«Se já nas brutas féras, cuja mente Natura fez cruel de nascimento, E nos alfarricóques, que sómente Nas créstas excessivas tem o intento, Com pequenas creanças viu a gente Terem tão piedoso sentimento, Como co'os asylados já mostraram Quando as Irmãs crueis lhes arrumaram:
«Ó tu que tens de humano o gesto e o peito, (Se de humano é tosar uma donzella Bonita como cu sou, por ter sujeito O coração a quem soube vencel-a) A estes pequerruchos tem respeito Pois o não tens á pena escura d'ella : Mova-te a piedade sua e minha, Pois te não move a culpa que não tinha.
«E se tens tido grande paciencia, Cortindo forte e inexcedivel ferro, Não deixes de usar hoje com clemencia P'ra quem não commetteu o menor erro. Mas se não to merece esta innocencia E teimas em levar-me p'r'o desterro, Dás prova certa d'alta brejeirice, E de uwa indecorosa galleguice.

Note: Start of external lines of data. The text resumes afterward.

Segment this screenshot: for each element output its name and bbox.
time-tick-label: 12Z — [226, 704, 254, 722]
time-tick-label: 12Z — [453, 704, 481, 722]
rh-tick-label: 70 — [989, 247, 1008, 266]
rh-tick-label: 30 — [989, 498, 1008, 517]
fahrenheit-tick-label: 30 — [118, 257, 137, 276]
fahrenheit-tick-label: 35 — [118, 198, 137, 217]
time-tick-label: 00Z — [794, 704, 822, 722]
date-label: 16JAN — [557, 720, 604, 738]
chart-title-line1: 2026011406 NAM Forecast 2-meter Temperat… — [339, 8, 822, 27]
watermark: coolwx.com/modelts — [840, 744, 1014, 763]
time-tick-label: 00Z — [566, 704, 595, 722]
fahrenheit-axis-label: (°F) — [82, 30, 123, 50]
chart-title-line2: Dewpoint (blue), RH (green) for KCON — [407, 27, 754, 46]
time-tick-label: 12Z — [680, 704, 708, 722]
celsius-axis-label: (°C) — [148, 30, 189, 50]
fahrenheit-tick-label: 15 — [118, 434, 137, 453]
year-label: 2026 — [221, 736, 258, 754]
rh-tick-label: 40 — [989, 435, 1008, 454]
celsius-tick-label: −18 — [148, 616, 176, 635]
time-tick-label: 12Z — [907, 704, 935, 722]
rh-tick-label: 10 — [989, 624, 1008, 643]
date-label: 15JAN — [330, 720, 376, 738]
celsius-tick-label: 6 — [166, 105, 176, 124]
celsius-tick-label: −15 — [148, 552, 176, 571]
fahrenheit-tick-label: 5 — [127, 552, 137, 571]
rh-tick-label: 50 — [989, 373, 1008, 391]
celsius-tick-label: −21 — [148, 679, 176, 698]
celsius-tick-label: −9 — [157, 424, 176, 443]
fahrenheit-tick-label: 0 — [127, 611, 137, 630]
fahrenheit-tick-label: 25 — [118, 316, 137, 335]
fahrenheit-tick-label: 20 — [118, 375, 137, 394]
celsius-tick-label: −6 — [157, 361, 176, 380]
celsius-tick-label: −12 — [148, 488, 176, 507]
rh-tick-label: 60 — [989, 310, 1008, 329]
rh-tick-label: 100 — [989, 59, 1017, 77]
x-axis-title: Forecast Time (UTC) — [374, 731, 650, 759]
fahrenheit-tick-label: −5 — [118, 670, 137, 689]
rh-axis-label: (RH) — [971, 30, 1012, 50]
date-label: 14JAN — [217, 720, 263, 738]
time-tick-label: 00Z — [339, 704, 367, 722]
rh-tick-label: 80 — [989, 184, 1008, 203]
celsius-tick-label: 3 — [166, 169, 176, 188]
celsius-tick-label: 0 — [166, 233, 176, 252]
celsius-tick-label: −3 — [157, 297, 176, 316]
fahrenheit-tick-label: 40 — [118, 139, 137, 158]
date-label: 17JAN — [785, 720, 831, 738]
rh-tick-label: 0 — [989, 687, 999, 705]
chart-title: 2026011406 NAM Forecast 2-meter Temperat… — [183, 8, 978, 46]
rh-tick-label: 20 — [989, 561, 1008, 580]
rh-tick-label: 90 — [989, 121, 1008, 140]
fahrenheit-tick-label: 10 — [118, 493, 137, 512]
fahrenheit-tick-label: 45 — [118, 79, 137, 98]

«Põe-me onde se use toda a feridade, Entre ursos, leopardos, é verei Se n'elles achar posso a piedade Que entre peitos humanos não achei : Alli c'o amor intrinseco e vontade N'aquelle por quem morro, criarei Estas reliquias suas que aqui viste, Que sejam refrigerio á mamă triste. CXXX
«Queria perdoar-lhe o saturnino, Movido das palavras que o magoam; Mas o pertinaz velho muito fino, Diz cousas que o juizo lhe ensaboam. Com tudo p'r'a acabar tal desatino, O homem cujas façanhas tanto soam, Agarrado á mulher n'altos berreiros Lhe perdoa. È o rei dos cavalheiros!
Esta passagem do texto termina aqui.